Sometimes it’s as if they aren’t talking to the nurse or anyone in particular; rather it’s almost like they are talking to themselves before passing.

They might discuss the people they love most, or their regrets, their mistakes, their loves, or even their crimes — which is how some cold cases get solved.

Reporters thrive at moments like those and often hope for them in difficult murder cases that have long resisted solution.

But people also die suddenly or silently, taking what they’ve known with them to their graves untold. And even if they do talk, usually no one would record their final pronouncements.

Obituaries are our public memoirs. A life summed up with a list of relatives, accomplishments and a notice of when a service if any, will be held.

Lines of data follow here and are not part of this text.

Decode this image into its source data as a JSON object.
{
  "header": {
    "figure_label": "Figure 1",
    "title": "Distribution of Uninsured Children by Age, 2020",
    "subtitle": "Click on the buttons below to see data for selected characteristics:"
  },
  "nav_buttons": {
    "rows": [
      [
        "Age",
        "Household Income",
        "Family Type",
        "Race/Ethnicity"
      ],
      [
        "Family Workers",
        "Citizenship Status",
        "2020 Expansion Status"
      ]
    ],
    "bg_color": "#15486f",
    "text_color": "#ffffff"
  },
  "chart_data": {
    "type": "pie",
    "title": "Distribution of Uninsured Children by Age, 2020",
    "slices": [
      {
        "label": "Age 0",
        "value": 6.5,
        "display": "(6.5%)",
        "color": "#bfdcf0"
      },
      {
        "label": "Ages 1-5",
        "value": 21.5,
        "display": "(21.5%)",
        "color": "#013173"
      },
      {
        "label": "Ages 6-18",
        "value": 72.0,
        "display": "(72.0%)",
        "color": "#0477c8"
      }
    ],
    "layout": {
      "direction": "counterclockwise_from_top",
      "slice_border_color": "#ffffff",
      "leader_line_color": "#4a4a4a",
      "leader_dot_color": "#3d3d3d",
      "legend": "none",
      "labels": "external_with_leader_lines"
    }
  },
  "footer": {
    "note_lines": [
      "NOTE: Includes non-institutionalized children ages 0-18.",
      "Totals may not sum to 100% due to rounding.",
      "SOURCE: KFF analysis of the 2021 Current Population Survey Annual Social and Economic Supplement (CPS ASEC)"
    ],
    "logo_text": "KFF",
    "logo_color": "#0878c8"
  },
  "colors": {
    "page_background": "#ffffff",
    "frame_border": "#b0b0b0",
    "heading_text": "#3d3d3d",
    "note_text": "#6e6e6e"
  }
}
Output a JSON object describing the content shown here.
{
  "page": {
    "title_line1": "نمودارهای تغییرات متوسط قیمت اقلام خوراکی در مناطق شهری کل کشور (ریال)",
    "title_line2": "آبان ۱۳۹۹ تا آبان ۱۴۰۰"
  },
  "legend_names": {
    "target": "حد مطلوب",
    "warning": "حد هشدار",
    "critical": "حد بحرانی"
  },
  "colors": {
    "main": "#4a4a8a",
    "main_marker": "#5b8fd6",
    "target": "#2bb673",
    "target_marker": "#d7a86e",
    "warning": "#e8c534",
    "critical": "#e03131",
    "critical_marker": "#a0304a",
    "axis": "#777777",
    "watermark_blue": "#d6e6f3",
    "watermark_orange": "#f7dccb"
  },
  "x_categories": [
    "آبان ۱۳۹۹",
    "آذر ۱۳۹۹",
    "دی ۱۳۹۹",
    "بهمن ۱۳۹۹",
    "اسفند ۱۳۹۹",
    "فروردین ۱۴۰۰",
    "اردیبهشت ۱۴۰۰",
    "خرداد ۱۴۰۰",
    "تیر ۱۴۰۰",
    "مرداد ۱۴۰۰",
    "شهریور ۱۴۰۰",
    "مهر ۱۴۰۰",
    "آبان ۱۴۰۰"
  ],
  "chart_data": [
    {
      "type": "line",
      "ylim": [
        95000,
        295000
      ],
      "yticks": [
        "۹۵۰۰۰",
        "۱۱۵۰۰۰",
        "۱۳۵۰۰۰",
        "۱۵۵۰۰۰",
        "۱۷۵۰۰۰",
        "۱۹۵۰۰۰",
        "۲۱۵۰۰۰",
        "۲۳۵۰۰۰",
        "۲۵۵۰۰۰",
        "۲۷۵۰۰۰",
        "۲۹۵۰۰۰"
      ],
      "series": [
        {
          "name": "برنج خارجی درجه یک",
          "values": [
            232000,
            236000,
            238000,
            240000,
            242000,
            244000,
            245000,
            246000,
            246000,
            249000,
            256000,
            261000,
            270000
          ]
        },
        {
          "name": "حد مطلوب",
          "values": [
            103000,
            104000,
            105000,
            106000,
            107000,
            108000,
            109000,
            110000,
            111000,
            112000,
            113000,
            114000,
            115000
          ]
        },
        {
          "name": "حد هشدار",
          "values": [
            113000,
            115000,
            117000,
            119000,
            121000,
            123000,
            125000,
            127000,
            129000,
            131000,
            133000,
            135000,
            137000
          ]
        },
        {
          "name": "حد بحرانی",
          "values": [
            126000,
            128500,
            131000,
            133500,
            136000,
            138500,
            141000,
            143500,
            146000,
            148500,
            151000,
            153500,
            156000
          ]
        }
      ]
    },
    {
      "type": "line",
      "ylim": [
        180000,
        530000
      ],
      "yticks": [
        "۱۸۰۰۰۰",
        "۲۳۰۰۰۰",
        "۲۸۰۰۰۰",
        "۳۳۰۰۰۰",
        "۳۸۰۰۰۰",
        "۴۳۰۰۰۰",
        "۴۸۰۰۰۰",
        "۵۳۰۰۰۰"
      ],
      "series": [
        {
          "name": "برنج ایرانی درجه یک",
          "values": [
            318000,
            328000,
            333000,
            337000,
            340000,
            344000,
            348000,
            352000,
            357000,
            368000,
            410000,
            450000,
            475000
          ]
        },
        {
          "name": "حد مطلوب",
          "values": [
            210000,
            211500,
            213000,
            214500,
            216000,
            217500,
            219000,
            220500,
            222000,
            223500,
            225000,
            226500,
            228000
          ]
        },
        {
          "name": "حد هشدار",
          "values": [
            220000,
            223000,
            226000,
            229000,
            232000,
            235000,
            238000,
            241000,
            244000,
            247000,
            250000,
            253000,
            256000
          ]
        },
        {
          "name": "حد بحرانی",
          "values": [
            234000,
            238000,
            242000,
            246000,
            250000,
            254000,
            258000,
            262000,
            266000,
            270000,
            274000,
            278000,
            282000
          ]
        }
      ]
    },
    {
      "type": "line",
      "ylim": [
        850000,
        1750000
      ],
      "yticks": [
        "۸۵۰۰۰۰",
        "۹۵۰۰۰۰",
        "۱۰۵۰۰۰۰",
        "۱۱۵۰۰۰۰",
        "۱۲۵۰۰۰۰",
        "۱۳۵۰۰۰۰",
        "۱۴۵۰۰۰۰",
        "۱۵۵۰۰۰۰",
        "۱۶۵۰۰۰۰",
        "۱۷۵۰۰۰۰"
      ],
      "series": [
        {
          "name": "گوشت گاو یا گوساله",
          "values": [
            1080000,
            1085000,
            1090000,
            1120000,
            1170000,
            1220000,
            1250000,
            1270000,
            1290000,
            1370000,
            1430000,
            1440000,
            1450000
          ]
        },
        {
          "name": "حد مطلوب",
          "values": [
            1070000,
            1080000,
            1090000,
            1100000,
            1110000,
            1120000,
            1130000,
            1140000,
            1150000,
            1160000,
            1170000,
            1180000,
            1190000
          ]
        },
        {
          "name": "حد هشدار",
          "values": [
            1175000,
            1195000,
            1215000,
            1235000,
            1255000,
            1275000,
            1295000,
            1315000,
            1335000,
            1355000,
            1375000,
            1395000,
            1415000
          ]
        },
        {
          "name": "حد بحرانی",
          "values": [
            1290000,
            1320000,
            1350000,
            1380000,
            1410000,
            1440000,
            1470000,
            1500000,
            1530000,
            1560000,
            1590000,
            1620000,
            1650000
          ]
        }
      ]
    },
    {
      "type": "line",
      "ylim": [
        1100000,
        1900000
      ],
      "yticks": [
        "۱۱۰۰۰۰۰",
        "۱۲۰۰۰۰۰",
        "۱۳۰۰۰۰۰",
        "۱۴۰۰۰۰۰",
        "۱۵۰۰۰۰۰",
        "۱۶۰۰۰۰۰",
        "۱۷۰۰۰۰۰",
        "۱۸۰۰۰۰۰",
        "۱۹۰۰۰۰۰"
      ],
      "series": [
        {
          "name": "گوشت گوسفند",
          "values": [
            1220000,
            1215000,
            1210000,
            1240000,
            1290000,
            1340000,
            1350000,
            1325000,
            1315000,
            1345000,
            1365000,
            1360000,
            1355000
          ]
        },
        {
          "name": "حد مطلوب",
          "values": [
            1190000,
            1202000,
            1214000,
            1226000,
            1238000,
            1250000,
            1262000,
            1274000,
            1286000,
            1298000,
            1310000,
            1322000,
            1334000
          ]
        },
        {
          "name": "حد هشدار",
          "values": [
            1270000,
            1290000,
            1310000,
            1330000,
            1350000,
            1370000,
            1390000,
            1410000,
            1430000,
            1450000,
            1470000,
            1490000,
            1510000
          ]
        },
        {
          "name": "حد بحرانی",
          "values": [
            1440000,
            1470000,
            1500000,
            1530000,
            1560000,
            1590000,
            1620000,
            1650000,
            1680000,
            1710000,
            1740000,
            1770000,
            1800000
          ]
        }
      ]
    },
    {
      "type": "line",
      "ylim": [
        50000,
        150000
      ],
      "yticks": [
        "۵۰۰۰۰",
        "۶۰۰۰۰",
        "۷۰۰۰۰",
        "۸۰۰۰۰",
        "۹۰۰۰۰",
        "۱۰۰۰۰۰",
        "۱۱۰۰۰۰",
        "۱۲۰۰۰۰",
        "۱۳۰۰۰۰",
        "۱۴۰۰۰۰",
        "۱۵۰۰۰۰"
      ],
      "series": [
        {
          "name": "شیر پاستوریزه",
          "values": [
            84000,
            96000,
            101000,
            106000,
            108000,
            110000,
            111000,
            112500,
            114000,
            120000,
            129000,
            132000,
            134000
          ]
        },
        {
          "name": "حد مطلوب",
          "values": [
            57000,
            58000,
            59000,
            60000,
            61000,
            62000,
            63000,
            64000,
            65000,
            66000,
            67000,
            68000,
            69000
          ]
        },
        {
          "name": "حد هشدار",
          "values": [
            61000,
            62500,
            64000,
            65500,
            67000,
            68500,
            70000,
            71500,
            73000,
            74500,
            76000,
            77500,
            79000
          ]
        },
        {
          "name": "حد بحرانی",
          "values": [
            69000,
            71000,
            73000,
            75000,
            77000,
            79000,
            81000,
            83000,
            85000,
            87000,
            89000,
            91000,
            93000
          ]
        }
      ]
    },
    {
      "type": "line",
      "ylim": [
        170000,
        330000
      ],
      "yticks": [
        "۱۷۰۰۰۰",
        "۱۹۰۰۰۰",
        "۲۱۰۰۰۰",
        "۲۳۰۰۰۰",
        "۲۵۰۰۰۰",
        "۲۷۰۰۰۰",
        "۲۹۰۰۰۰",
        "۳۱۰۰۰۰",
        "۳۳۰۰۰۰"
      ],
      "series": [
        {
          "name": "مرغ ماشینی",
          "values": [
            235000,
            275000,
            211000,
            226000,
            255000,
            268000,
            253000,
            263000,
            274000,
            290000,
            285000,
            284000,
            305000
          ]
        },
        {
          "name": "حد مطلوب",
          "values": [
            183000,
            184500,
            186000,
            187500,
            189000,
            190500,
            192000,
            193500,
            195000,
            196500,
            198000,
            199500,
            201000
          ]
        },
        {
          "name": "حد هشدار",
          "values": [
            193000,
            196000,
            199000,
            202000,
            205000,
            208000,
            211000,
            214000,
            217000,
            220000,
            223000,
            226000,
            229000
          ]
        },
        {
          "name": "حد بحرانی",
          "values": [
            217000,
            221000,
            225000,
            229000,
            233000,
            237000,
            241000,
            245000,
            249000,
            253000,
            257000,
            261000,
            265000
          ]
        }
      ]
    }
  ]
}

Traditionally, local newspapers publish these mini-memoirs, but it is rare that any true narrative of the person’s life actually emerges.

Journalist K. Patrick Connor wrote an insightful book, “Dying Words,” about an obituary writer and obituaries that sheds light on this topic. With the decline of local news comes a decline in professional obituaries. For most people, it’s up to the closest survivors to do the deed.

That concept of dying people needing to tell a final narrative is so vivid in my mind that it is  probably why I urge people to keep journals, and notes and letters and for telling their stories well before the end comes.

That story, fictional or non-fiction, at the end, is the unique recording of your time on earth. Others can and will tell it but it seems to me you should at least have a voice in the matter.